Die Aktion ist beim ChiSao nicht grundsätzlich schneller als die Reaktion!

Dazu kommt, dass ich mit dem Nobelpreisträger der Physik Niels Bohr der Meinung bin, dass die Aktion nicht immer schneller als die Reaktion ist, sondern oft das Gegenteil der Fall ist!

Deshalb bin ich auch bemüht, wenn möglich meine Angriffe als Reaktionen auf externe Auslöser zu realisieren.
 

Der ChiSao-„Reflex“ ist schneller als der Stress-Hormoncocktail

Ein weiterer bedeutender Vorteil besteht darin, dass der Stress-Hormoncocktail, der beim Bedrohten Bewegungslähmung auslösen kann, nicht schneller ist als der reflexartige, oft dem Angriff noch zuvorkommende Rettungsschlag. Eine zeitaufwendige Entscheidung, mit welcher speziellen Technik man sich verteidigen will, wird dann nämlich nicht erforderlich, sondern durch die mittels Fühltrainings konditionierten Reflexe ersetzt:

Der Reflex schießt den zuvorkommenden Konterschlag heraus, bevor der Herzschlag die lähmenden Stresshormone zu unserem Gehirn gepumpt hat:

Der Reflex ist schneller als die Angst! Mit Berührungs-Reflextraining muss man nur 6 essenzielle „Reflexe einpflanzen, um gegen 95 % aller möglichen Angriffe aus der unmittelbaren Nähe gewappnet zu sein!

Dennoch hat das Berührungs- Reflextraining Grenzen:

1. Um die höchsten Weihen der Kampfkunst zu erlangen, muss man sich am Ende auch von Reflexen und Automatismen befreien und in allem vollbewusst agieren. Bis dahin lernen wir zwar bewusst, reagieren aber im Echtkampf noch auf Berührungsreize, meist ohne hinterher zu wissen, was wir gemacht haben.
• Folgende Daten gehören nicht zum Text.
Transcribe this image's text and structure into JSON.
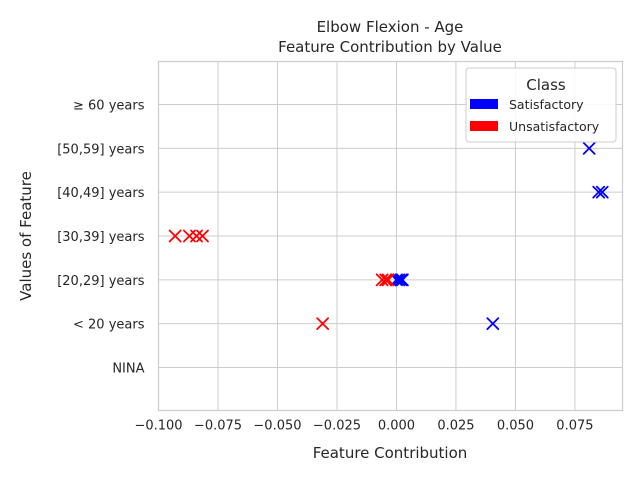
{
  "chart_data": {
    "type": "scatter",
    "title": "Elbow Flexion - Age",
    "subtitle": "Feature Contribution by Value",
    "xlabel": "Feature Contribution",
    "ylabel": "Values of Feature",
    "xlim": [
      -0.1,
      0.095
    ],
    "x_ticks": [
      -0.1,
      -0.075,
      -0.05,
      -0.025,
      0.0,
      0.025,
      0.05,
      0.075
    ],
    "x_tick_labels": [
      "−0.100",
      "−0.075",
      "−0.050",
      "−0.025",
      "0.000",
      "0.025",
      "0.050",
      "0.075"
    ],
    "categories": [
      "NINA",
      "< 20 years",
      "[20,29] years",
      "[30,39] years",
      "[40,49] years",
      "[50,59] years",
      "≥ 60 years"
    ],
    "grid": true,
    "marker": "x",
    "legend": {
      "title": "Class",
      "placement": "top-right",
      "entries": [
        {
          "label": "Satisfactory",
          "color": "#0000ff"
        },
        {
          "label": "Unsatisfactory",
          "color": "#ff0000"
        }
      ]
    },
    "series": [
      {
        "name": "Satisfactory",
        "color": "#0000ff",
        "points": [
          {
            "category": "< 20 years",
            "x": 0.0405
          },
          {
            "category": "[20,29] years",
            "x": 0.0
          },
          {
            "category": "[20,29] years",
            "x": 0.001
          },
          {
            "category": "[20,29] years",
            "x": 0.002
          },
          {
            "category": "[20,29] years",
            "x": 0.0025
          },
          {
            "category": "[40,49] years",
            "x": 0.085
          },
          {
            "category": "[40,49] years",
            "x": 0.0865
          },
          {
            "category": "[50,59] years",
            "x": 0.081
          }
        ]
      },
      {
        "name": "Unsatisfactory",
        "color": "#ff0000",
        "points": [
          {
            "category": "< 20 years",
            "x": -0.031
          },
          {
            "category": "[20,29] years",
            "x": -0.006
          },
          {
            "category": "[20,29] years",
            "x": -0.0045
          },
          {
            "category": "[20,29] years",
            "x": -0.0035
          },
          {
            "category": "[30,39] years",
            "x": -0.093
          },
          {
            "category": "[30,39] years",
            "x": -0.087
          },
          {
            "category": "[30,39] years",
            "x": -0.084
          },
          {
            "category": "[30,39] years",
            "x": -0.0815
          }
        ]
      }
    ]
  }
}
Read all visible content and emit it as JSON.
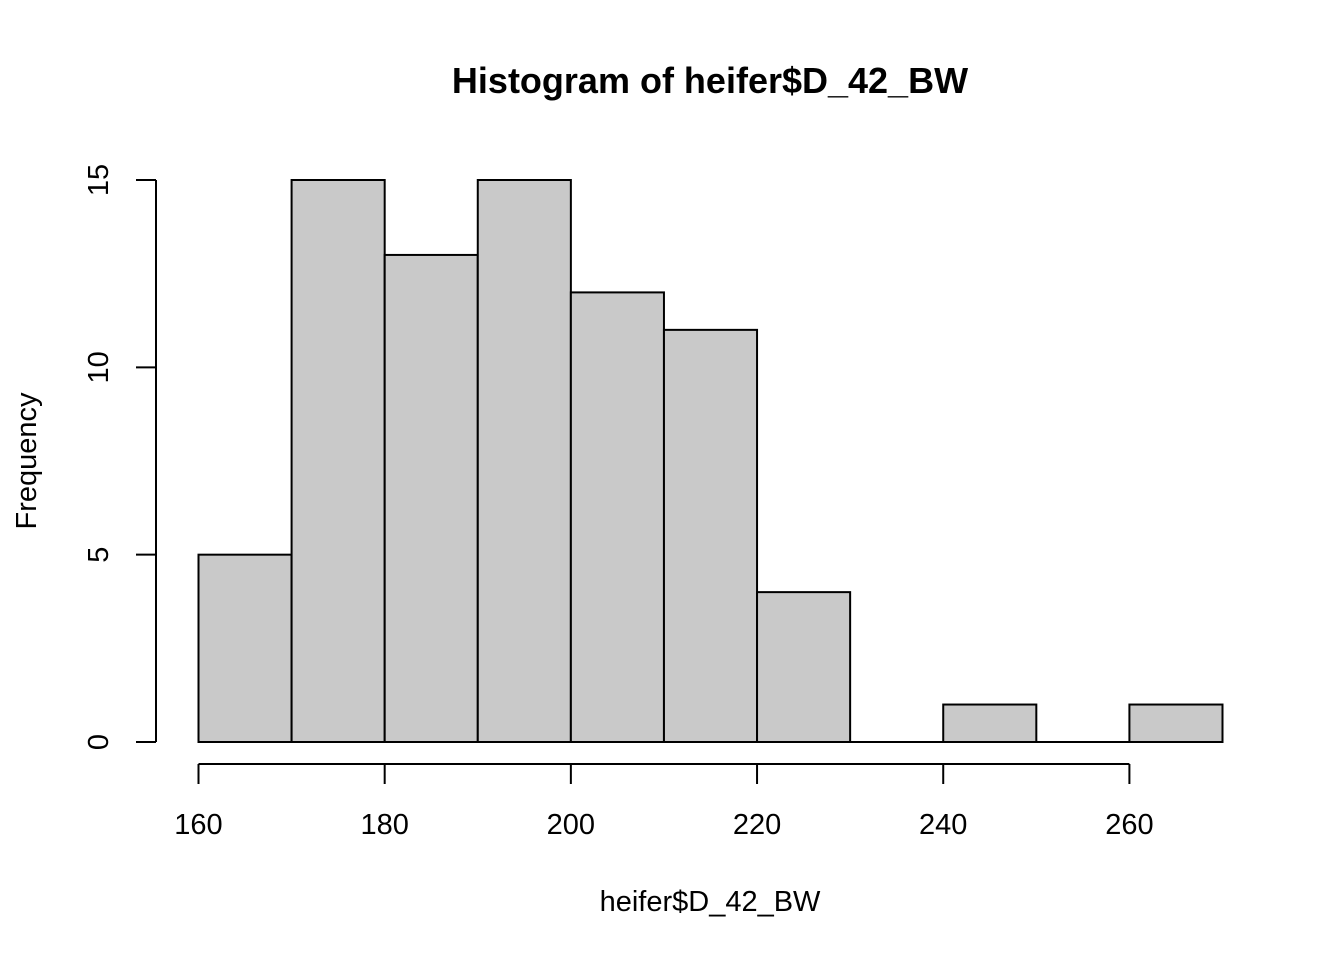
{
  "chart_data": {
    "type": "bar",
    "title": "Histogram of heifer$D_42_BW",
    "xlabel": "heifer$D_42_BW",
    "ylabel": "Frequency",
    "bins": [
      {
        "from": 160,
        "to": 170,
        "count": 5
      },
      {
        "from": 170,
        "to": 180,
        "count": 15
      },
      {
        "from": 180,
        "to": 190,
        "count": 13
      },
      {
        "from": 190,
        "to": 200,
        "count": 15
      },
      {
        "from": 200,
        "to": 210,
        "count": 12
      },
      {
        "from": 210,
        "to": 220,
        "count": 11
      },
      {
        "from": 220,
        "to": 230,
        "count": 4
      },
      {
        "from": 230,
        "to": 240,
        "count": 0
      },
      {
        "from": 240,
        "to": 250,
        "count": 1
      },
      {
        "from": 250,
        "to": 260,
        "count": 0
      },
      {
        "from": 260,
        "to": 270,
        "count": 1
      }
    ],
    "xlim": [
      160,
      270
    ],
    "ylim": [
      0,
      15
    ],
    "x_ticks": [
      160,
      180,
      200,
      220,
      240,
      260
    ],
    "y_ticks": [
      0,
      5,
      10,
      15
    ],
    "grid": false,
    "legend": "none",
    "bar_color": "#c9c9c9",
    "edge_color": "#000000"
  }
}
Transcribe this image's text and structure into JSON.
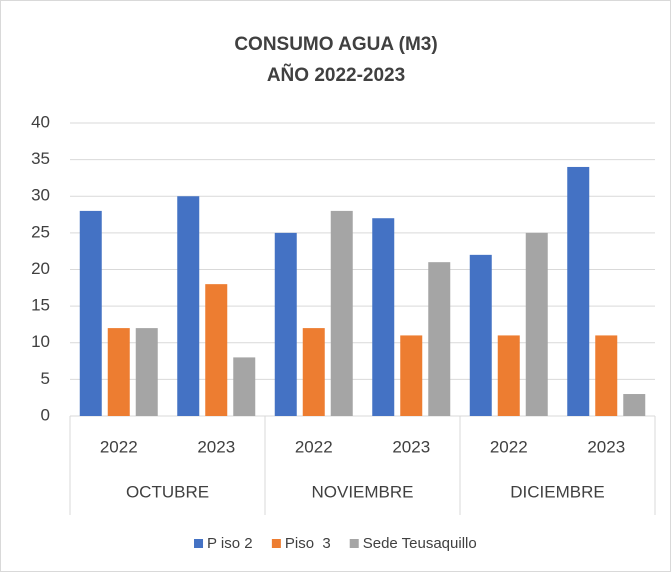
{
  "chart_data": {
    "type": "bar",
    "title": "CONSUMO AGUA (M3)",
    "subtitle": "AÑO 2022-2023",
    "categories": [
      "2022",
      "2023",
      "2022",
      "2023",
      "2022",
      "2023"
    ],
    "category_groups": [
      "OCTUBRE",
      "NOVIEMBRE",
      "DICIEMBRE"
    ],
    "series": [
      {
        "name": "P iso 2",
        "color": "#4472c4",
        "values": [
          28,
          30,
          25,
          27,
          22,
          34
        ]
      },
      {
        "name": "Piso  3",
        "color": "#ed7d31",
        "values": [
          12,
          18,
          12,
          11,
          11,
          11
        ]
      },
      {
        "name": "Sede Teusaquillo",
        "color": "#a5a5a5",
        "values": [
          12,
          8,
          28,
          21,
          25,
          3
        ]
      }
    ],
    "ylim": [
      0,
      40
    ],
    "yticks": [
      0,
      5,
      10,
      15,
      20,
      25,
      30,
      35,
      40
    ],
    "grid": true,
    "legend": "bottom"
  }
}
Horst Tiwald meinte zum Thema Kampfkunst und Reflexe:

In der meisterlichen Kampfkunst soll die kämpferische Bewegung nicht in Form eines Kurzschlusses reflexartig ablaufen!
Dies mag beim mittelmäßigen Kämpfer vorkommen, der auf seine eingeschliffenen Reiz-Reaktionsmechanismen und seinen Kraftüberschuss vertraut.

2. Obwohl nach meiner Erfahrung das „Berührungs-Reflextraining“ des ChiSao die beste Vorbereitung auf Überfälle ist, darf das Sparring mit Schlagkrafttraining und die Verteidigung am Boden mit schnellem Aufstehen nicht vernachlässigt werden; denn man kann auch in das, was ich „Ritualkampf“ nenne, hineingezogen werden oder man sieht sich von mehreren Gegnern umgeben.

Hier werden dann auch wieder die Augen wichtig und die Ausdauer und das Einsteckvermögen.

Endes des Auszugs aus GM Kernspechts kommendem Buch.